Table of Precedents Cited
Precedent | Rule or Principle Cited For | Application by the Court |
---|---|---|
SW v Chesnutt Skeoch Ltd [2021] CSIH 11 | Principles of statutory interpretation, specifically presumption against repeal without express provision. | The court referenced this case to support the application of established interpretation principles, favoring the petitioners' argument that rights were not removed absent clear statutory language. |
Court's Reasoning and Analysis
The court focused on the interpretation of article 7(1) and (8) of the Commencement No 23 Order in relation to regulation 3(5) and (6) of the 2003 Regulations. The central question was whether article 7 entirely excluded the possibility of making a claim under regulation 3(5)(b), to which the backdating in regulation 3(6) applies.
The court found no express exclusion in article 7 and rejected HMRC’s distinction between entitlement to tax credits and the ability to make a claim. The court reasoned that the deeming provision in regulation 3(6), which treats the claim as made on the date of the asylum application, was not overridden by article 7.
The court noted the puzzling wording of article 7(8)(a) but interpreted it as referring to the making of a claim meeting the formal requirements in the 2002 Regulations, which includes regulation 5. It concluded that the petitioners' claim was made on 14 January 2020, the date of their claim for child tax credits.

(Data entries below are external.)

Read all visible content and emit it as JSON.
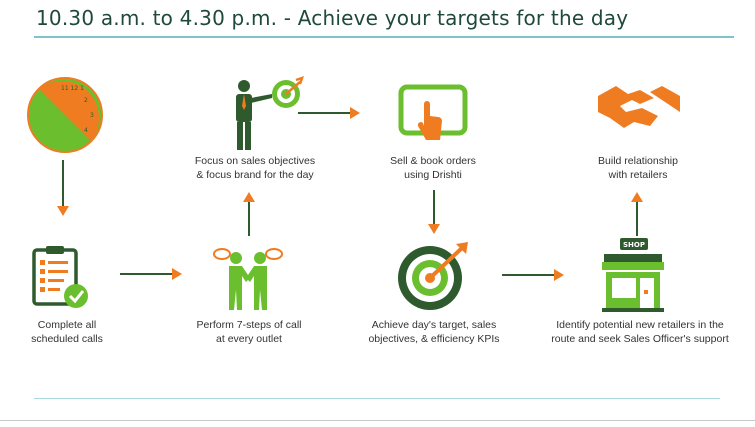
{
  "title": "10.30 a.m. to 4.30 p.m. - Achieve your targets for the day",
  "colors": {
    "green": "#6bbf2e",
    "dark_green": "#2e5a2e",
    "orange": "#f07c22",
    "heading": "#1f4a3a",
    "rule": "#7fc4c8"
  },
  "steps": [
    {
      "icon": "clock-icon",
      "label": ""
    },
    {
      "icon": "checklist-icon",
      "label_lines": [
        "Complete all",
        "scheduled calls"
      ]
    },
    {
      "icon": "handshake-people-icon",
      "label_lines": [
        "Perform 7-steps of call",
        "at every outlet"
      ]
    },
    {
      "icon": "presenter-target-icon",
      "label_lines": [
        "Focus on sales objectives",
        "& focus brand for the day"
      ]
    },
    {
      "icon": "tablet-touch-icon",
      "label_lines": [
        "Sell & book orders",
        "using Drishti"
      ]
    },
    {
      "icon": "target-arrow-icon",
      "label_lines": [
        "Achieve day's target, sales",
        "objectives, & efficiency KPIs"
      ]
    },
    {
      "icon": "shop-icon",
      "label_lines": [
        "Identify potential new retailers in the",
        "route and seek Sales Officer's support"
      ],
      "sign": "SHOP"
    },
    {
      "icon": "handshake-icon",
      "label_lines": [
        "Build relationship",
        "with retailers"
      ]
    }
  ]
}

The court held that regulation 3(5) establishes conditions that, once met, activate the deeming provision in regulation 3(6), rather than constituting a barrier to its operation. The court rejected HMRC’s circular argument that a timely claim under regulation 3(5)(b) was a prerequisite to the deeming in regulation 3(6).

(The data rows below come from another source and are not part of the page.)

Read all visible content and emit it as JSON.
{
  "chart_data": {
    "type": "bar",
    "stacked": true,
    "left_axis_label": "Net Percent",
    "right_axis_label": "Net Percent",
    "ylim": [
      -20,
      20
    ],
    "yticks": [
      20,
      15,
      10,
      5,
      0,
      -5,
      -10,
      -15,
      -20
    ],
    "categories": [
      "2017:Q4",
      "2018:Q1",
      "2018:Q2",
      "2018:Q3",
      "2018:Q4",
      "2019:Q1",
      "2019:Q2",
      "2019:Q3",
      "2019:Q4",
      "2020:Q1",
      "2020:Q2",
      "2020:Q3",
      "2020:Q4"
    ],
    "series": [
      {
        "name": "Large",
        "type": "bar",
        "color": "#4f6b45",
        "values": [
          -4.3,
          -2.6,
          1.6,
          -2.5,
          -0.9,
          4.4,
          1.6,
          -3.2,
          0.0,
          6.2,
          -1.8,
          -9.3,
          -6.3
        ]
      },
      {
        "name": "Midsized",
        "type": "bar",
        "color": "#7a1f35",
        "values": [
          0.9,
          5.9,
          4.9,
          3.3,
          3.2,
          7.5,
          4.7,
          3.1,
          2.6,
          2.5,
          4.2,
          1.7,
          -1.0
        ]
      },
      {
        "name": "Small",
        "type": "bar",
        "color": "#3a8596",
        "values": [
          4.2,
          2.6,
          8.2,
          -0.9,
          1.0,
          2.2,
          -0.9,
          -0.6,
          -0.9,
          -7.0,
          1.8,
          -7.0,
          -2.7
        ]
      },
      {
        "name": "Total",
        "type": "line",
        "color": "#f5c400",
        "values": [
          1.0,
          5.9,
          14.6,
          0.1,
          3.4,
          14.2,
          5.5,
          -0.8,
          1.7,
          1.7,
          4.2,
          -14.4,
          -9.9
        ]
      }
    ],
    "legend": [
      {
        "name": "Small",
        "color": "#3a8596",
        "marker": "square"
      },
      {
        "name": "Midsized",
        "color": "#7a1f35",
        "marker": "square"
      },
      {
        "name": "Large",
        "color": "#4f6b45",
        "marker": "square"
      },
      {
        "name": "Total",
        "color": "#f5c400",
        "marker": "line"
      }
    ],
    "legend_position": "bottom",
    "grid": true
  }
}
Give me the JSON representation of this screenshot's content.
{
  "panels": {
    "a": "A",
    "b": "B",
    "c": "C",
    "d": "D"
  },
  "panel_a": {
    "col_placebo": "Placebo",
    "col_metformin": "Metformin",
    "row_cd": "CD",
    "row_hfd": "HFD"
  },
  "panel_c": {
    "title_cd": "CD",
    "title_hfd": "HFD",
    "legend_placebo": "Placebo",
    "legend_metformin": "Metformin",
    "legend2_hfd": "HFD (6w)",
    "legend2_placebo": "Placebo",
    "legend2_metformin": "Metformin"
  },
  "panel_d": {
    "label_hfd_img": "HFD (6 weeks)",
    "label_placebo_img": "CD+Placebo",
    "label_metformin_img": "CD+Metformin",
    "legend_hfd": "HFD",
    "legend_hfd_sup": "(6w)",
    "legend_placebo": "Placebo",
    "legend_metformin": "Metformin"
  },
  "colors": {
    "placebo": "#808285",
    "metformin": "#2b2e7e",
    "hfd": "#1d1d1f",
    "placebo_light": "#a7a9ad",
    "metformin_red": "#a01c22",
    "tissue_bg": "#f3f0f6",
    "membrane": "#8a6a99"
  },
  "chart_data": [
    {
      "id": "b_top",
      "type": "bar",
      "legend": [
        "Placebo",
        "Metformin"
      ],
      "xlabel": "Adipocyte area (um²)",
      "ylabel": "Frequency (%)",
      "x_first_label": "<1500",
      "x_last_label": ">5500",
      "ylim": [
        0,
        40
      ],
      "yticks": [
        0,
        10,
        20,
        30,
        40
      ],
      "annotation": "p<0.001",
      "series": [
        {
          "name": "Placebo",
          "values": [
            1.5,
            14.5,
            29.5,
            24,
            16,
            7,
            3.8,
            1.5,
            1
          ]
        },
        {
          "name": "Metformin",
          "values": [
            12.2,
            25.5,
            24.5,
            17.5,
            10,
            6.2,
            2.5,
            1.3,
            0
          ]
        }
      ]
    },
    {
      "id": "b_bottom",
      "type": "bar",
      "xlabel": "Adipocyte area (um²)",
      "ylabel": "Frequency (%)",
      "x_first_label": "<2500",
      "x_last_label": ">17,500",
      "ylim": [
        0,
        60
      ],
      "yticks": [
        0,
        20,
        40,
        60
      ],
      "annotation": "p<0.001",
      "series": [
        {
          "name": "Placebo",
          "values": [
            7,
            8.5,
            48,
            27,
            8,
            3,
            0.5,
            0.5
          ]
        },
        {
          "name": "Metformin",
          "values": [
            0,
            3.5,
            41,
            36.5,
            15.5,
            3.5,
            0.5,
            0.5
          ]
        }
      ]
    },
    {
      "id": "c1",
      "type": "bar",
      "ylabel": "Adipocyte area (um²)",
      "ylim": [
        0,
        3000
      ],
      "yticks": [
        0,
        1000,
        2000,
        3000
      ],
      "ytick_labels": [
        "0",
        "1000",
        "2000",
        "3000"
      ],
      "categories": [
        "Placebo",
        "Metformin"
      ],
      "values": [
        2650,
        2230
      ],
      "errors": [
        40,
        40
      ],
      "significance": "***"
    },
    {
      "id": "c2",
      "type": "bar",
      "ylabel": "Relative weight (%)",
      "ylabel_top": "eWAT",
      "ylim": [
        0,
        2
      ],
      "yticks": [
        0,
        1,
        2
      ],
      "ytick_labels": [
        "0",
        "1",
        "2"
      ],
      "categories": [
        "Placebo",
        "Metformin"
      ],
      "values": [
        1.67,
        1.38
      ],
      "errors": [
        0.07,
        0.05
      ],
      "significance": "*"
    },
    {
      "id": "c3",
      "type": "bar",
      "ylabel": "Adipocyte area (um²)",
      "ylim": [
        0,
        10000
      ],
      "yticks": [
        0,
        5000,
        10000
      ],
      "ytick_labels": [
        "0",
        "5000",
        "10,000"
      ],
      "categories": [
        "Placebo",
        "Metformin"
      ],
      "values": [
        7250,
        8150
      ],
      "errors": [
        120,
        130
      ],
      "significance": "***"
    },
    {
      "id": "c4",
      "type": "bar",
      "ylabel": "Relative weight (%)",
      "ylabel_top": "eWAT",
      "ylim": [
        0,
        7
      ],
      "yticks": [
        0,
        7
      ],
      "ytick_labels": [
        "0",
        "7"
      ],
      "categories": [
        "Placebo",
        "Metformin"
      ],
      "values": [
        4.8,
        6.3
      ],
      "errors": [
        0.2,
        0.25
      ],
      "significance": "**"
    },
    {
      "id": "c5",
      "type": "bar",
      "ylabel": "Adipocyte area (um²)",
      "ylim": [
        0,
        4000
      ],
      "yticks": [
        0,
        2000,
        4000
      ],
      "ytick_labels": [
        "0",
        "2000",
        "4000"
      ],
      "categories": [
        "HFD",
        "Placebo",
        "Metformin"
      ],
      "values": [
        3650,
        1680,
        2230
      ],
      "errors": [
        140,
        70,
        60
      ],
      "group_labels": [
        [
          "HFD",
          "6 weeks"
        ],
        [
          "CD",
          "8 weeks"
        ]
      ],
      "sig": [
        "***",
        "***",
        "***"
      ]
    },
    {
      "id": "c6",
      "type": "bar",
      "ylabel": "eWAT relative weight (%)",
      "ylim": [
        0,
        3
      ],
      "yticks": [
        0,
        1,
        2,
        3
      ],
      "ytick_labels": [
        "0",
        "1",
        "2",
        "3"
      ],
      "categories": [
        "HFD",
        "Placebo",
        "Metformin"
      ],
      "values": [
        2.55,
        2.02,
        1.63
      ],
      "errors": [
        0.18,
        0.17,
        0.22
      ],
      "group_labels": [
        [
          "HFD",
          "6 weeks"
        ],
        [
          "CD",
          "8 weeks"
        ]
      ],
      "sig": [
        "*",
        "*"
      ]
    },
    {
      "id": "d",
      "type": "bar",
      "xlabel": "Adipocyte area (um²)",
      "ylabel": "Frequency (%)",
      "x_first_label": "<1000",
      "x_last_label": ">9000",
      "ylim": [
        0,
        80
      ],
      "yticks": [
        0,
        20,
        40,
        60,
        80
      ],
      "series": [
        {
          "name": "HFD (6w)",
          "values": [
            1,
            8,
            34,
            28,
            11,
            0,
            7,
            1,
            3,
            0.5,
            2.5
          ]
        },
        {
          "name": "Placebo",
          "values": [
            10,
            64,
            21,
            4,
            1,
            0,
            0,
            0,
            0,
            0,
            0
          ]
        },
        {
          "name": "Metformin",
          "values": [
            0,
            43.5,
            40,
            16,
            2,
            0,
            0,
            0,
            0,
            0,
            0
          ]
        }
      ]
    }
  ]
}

Further, the court found significance in Parliament’s explicit exclusion of the backdating provision in regulation 7 of the 2002 Regulations in article 7(8)(b) of the Commencement No 23 Order, while making no mention of regulation 3(6) of the 2003 Regulations. This indicated Parliament did not intend to alter the special rules for asylum seekers.
The court also found the petitioners’ reliance on section 16 of the Interpretation Act 1978 less critical, as the court had determined no statutory provision removed their entitlement.
Holding and Implications
The court sustained the petitioners' pleas in law and granted the orders sought, reducing the HMRC decisions and declaring them unlawful. It rejected the respondents' pleas.
The direct effect is that the petitioners are entitled to have their claim for child tax credits reconsidered by HMRC, with the benefit of the court’s interpretation. The court noted it could not at this stage hold the petitioners entitled to receive child tax credits from the original asylum claim date in 2013, as that claim was unsuccessful. HMRC is to consider whether any entitlement arises from the fresh claim made in January 2018.
No new precedent was established beyond the interpretation of the relevant transitional provisions and regulations as applied to the petitioners’ circumstances.